Using mpMRI should mean that fewer prostate cancers will be missed. And it should help to reduce the diagnosis of prostate cancers that would never have caused harm, so called overdiagnosis.
While the use of mpMRI is highly positive, not all hospitals are in a position to carry out this specialist methodology, with estimates suggesting that around only half of hospitals have their MRI optimised for this type of scan.
This raises questions over the optimal follow up for those men who do require further investigative treatment, ie. a prostate biopsy.
There have historically been two types of prostate biopsy. The most common method of prostate biopsy as of 2014 was transrectal ultrasound-guided prostate (TRUS) biopsy, whereby extended biopsy schemes take cores from the prostate gland through a thin needle in a systematic fashion from different regions of the prostate. The introduction of mpMRI has latterly introduced the concept of MRI-guided targeted biopsy, where the biopsy is concentrated on the findings of the MRI image.
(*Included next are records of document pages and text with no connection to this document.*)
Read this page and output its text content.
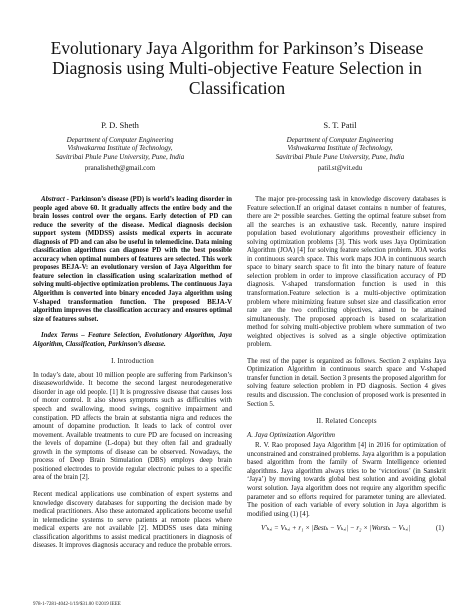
Evolutionary Jaya Algorithm for Parkinson’s Disease Diagnosis using Multi-objective Feature Selection in Classification
P. D. Sheth
Department of Computer Engineering
Vishwakarma Institute of Technology,
Savitribai Phule Pune University, Pune, India
pranalisheth@gmail.com
S. T. Patil
Department of Computer Engineering
Vishwakarma Institute of Technology,
Savitribai Phule Pune University, Pune, India
patil.st@vit.edu

Abstract - Parkinson’s disease (PD) is world’s leading disorder in people aged above 60. It gradually affects the entire body and the brain losses control over the organs. Early detection of PD can reduce the severity of the disease. Medical diagnosis decision support system (MDDSS) assists medical experts in accurate diagnosis of PD and can also be useful in telemedicine. Data mining classification algorithms can diagnose PD with the best possible accuracy when optimal numbers of features are selected. This work proposes BEJA-V: an evolutionary version of Jaya Algorithm for feature selection in classification using scalarization method of solving multi-objective optimization problems. The continuous Jaya Algorithm is converted into binary encoded Jaya algorithm using V-shaped transformation function. The proposed BEJA-V algorithm improves the classification accuracy and ensures optimal size of features subset.

Index Terms – Feature Selection, Evolutionary Algorithm, Jaya Algorithm, Classification, Parkinson’s disease.

I. Introduction

In today’s date, about 10 million people are suffering from Parkinson’s diseaseworldwide. It become the second largest neurodegenerative disorder in age old people. [1] It is progressive disease that causes loss of motor control. It also shows symptoms such as difficulties with speech and swallowing, mood swings, cognitive impairment and constipation. PD affects the brain at substantia nigra and reduces the amount of dopamine production. It leads to lack of control over movement. Available treatments to cure PD are focused on increasing the levels of dopamine (L-dopa) but they often fail and gradually growth in the symptoms of disease can be observed. Nowadays, the process of Deep Brain Stimulation (DBS) employs deep brain positioned electrodes to provide regular electronic pulses to a specific area of the brain [2].

Recent medical applications use combination of expert systems and knowledge discovery databases for supporting the decision made by medical practitioners. Also these automated applications become useful in telemedicine systems to serve patients at remote places where medical experts are not available [2]. MDDSS uses data mining classification algorithms to assist medical practitioners in diagnosis of diseases. It improves diagnosis accuracy and reduce the probable errors.

The major pre-processing task in knowledge discovery databases is Feature selection.If an original dataset contains n number of features, there are 2ⁿ possible searches. Getting the optimal feature subset from all the searches is an exhaustive task. Recently, nature inspired population based evolutionary algorithms provestheir efficiency in solving optimization problems [3]. This work uses Jaya Optimization Algorithm (JOA) [4] for solving feature selection problem. JOA works in continuous search space. This work maps JOA in continuous search space to binary search space to fit into the binary nature of feature selection problem in order to improve classification accuracy of PD diagnosis. V-shaped transformation function is used in this transformation.Feature selection is a multi-objective optimization problem where minimizing feature subset size and classification error rate are the two conflicting objectives, aimed to be attained simultaneously. The proposed approach is based on scalarization method for solving multi-objective problem where summation of two weighted objectives is solved as a single objective optimization problem.

The rest of the paper is organized as follows. Section 2 explains Jaya Optimization Algorithm in continuous search space and V-shaped transfer function in detail. Section 3 presents the proposed algorithm for solving feature selection problem in PD diagnosis. Section 4 gives results and discussion. The conclusion of proposed work is presented in Section 5.

II. Related Concepts
A. Jaya Optimization Algorithm

R. V. Rao proposed Jaya Algorithm [4] in 2016 for optimization of unconstrained and constrained problems. Jaya algorithm is a population based algorithm from the family of Swarm Intelligence oriented algorithms. Jaya algorithm always tries to be ‘victorious’ (in Sanskrit ‘Jaya’) by moving towards global best solution and avoiding global worst solution. Jaya algorithm does not require any algorithm specific parameter and so efforts required for parameter tuning are alleviated. The position of each variable of every solution in Jaya algorithm is modified using (1) [4].

V′ₖ,ᵢ = Vₖ,ᵢ + r₁ × |Bestₖ − Vₖ,ᵢ| − r₂ × |Worstₖ − Vₖ,ᵢ|	(1)
978-1-7281-4042-1/19/$31.00 ©2019 IEEE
In fact, a side-by-side comparison of TRUS versus MRI-guided targeted biopsy that was conducted as a prospective, investigator-blinded study[i] demonstrated that MRI-guided biopsy improved detection of significant prostate cancer by 17.7%, and decreased the diagnosis of insignificant or low-risk disease by 89.4%.
However, a new study recently published suggests that there is an alternative method that delivers greater detection of clinically significant prostate cancer. The Prospective Assessment of Image Registration in the Diagnosis of Prostate Cancer (PAIREDCAP) study is a comparison of targeted vs systematic prostate biopsy in men who are biopsy naïve – ie have had no previous prostate biopsy. The paired-cohort trial was conducted in an academic medical centre from January 2015 to April 2018. 300 men took part, of whom 248 had MRI-visible lesions. Clinically significant prostate cancer was diagnosed in 70%.
The study found that the targeted biopsy approach was marginally more sensitive than the systematic biopsy approach, but the 2 approaches combined detected 11% to 33% more cancers than either method alone, leading to the conclusion that “the addition of systematic sampling to targeting of magnetic resonance imaging–visible lesions resulted in a sensitivity for detection of clinically significant prostate cancer beyond that of either method alone”.
Combined with further recent innovation in the field of prostate biopsy, whereby an increasing number of UK hospitals are moving away from TRUS biopsy to the transperineal approach, which now allows for systematic biopsies to be conducted under local anaesthetic (LA TP) whilst reducing the risk of sepsis associated with TRUS, this is a significant finding.
It is so important that men are supported throughout their prostate cancer treatment – and it starts with as accurate as a diagnosis as possible. Innovation in prostate cancer biopsy is key to improved outcomes.
[i] Pokorny, Morgan R.; de Rooij, Maarten; Duncan, Earl; Schröder, Fritz H.; Parkinson, Robert; Barentsz, Jelle O.; Thompson, Leslie C. (July 2014). “Prospective Study of Diagnostic Accuracy Comparing Prostate Cancer Detection by Transrectal Ultrasound–Guided Biopsy Versus Magnetic Resonance (MR) Imaging with Subsequent MR-guided Biopsy in Men Without Previous Prostate Biopsies”. European Urology. 66 (1): 22–29. doi:10.1016/j.eururo.2014.03.002. PMID 24666839.